Part Ten
Chapter Twenty-Nine
Nut is perched in the hills on the western bank of the Buranun River. In the distance, across the river, he sees Inni getting into a boat along with a dozen armed men and a pack of hunting dogs.
Nut runs. He runs through the night until he can no longer hear the dogs. He keeps repeating to himself: “They are faster, but they cannot run all night. Not like me.” He lopes along through the morning, always westward.

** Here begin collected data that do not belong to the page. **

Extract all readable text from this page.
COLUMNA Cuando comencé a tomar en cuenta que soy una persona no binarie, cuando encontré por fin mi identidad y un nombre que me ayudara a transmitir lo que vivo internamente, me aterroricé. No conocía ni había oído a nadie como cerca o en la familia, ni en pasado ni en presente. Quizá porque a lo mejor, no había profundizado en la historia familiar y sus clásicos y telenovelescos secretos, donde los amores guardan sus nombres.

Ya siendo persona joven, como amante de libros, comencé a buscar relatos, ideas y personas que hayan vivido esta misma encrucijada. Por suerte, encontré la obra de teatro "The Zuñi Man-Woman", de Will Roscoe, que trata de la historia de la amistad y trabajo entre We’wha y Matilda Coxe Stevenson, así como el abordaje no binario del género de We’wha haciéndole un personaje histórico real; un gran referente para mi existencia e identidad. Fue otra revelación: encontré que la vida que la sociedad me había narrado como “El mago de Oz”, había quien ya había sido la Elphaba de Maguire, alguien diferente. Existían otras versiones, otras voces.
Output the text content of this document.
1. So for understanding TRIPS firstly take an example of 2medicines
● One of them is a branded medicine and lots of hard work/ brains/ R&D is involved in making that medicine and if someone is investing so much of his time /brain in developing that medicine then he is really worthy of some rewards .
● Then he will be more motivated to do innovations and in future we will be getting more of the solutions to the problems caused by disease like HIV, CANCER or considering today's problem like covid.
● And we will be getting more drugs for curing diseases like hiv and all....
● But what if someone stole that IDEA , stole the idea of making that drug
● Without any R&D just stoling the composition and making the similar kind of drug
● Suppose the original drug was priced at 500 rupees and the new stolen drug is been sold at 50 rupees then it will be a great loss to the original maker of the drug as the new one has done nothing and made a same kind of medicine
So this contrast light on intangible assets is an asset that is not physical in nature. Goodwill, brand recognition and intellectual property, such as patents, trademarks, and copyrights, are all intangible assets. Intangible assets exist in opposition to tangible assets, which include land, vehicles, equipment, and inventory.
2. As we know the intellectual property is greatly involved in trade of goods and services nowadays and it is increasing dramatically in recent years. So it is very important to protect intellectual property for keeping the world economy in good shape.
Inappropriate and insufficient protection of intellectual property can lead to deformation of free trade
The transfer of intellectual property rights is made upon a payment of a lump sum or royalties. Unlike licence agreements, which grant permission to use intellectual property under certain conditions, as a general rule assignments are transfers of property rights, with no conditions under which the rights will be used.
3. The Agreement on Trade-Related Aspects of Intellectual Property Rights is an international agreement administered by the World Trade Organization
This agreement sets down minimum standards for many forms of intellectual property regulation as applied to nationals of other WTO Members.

During the scorching heat of midday he buries himself in the sand. He wakes at sunset as the hearth-fires of the gods appear in the sky. He moves west, toward where Shamash the Sun goes to sleep. He keeps alive by digging roots and eating insects. He finds a dead rabbit and eats it raw in the moonlight.
= =
One morning he looks to the east and sees a distant column of dust rising in the desert air. He runs. He runs all day, yet the column keeps closing in with the sound of dogs. He runs all night. In the morning, the sky is clear. And quiet. He sleeps.
= =
He wakes in the noonday sun to the sound of dogs. He stumbles to his feet and runs toward rising foothills, and a breeze that smells of saltwater.
The pillar of dust follows, growing higher and wider.
Nut scrambles over gullies, through thick brush that claws at him. He hears the dogs closing in. He plunges headlong, hands and feet bleeding. He struggles to batter his path forward. Suddenly the thicket gives way. He tumbles onto barren ground.
Nut lays at the edge of a lifeless plain. In the distance is a cliff that is pocked with caves. He lurches to his feet and stumbles toward the caves. He does not look back. He knows they will be on him at any moment.
* * *
The captain of the soldiers stands at the edge of the thicket. He watches Nut hobble across the wasteland. He holds the reins to a donkey, and sitting astride the donkey is a woman. Her face is covered, except for her green eyes, that stares into the distance. “Why is it –uh– forbidden ground?” she asks.
“That is not your concern. You will not be harmed.”
The donkey jerks the reins and stamps its hooves. The dogs cower at the feet of their masters.
= =
Nut awakes to the smell of saltwater and the sound of pounding surf. He lies on his back and breathes. He runs his fingers through the sand. He rubs his dust-caked eyes. He sits up and looks around.
There — floating in the distance across a splendid bay — is a beautiful island. The beaches are creased with turtle crawls. Crabs scuttle across the shore. Fish leap in the spray. And, in the midst of the island, rising above a cluster of date palms, is a single immense tree that reaches to the sky. Its enormous fruits look like huge breasts. Luxuriant grasses sway in the cool breezes.
Nut sits quietly and gazes.
“Days like this are sad,” he says to himself, “because they make me want to live forever.”
He is quiet, then says, “I will regain my strength and build a raft.”
* * *
“What is he looking at?” asks a soldier. “Who is he talking to? There is nothing out there but sand.”
“It does not matter,” says the captain. He motions to the woman. “He will come to you without a fight. I assure you that he will not be hurt. We need him taken alive.”
She dismounts and hikes up her skirt.
* * *
Nut is taken back to the Land Between the Two Rivers. He is forced to dig a hole in the ground outside of the gates of the city. There he is buried up to his neck and presented as a lesson to those who would disobey the King.
As he dies, birds pecking at his eyes, all he can think is that the world is a cruel place and women are nothing but trouble.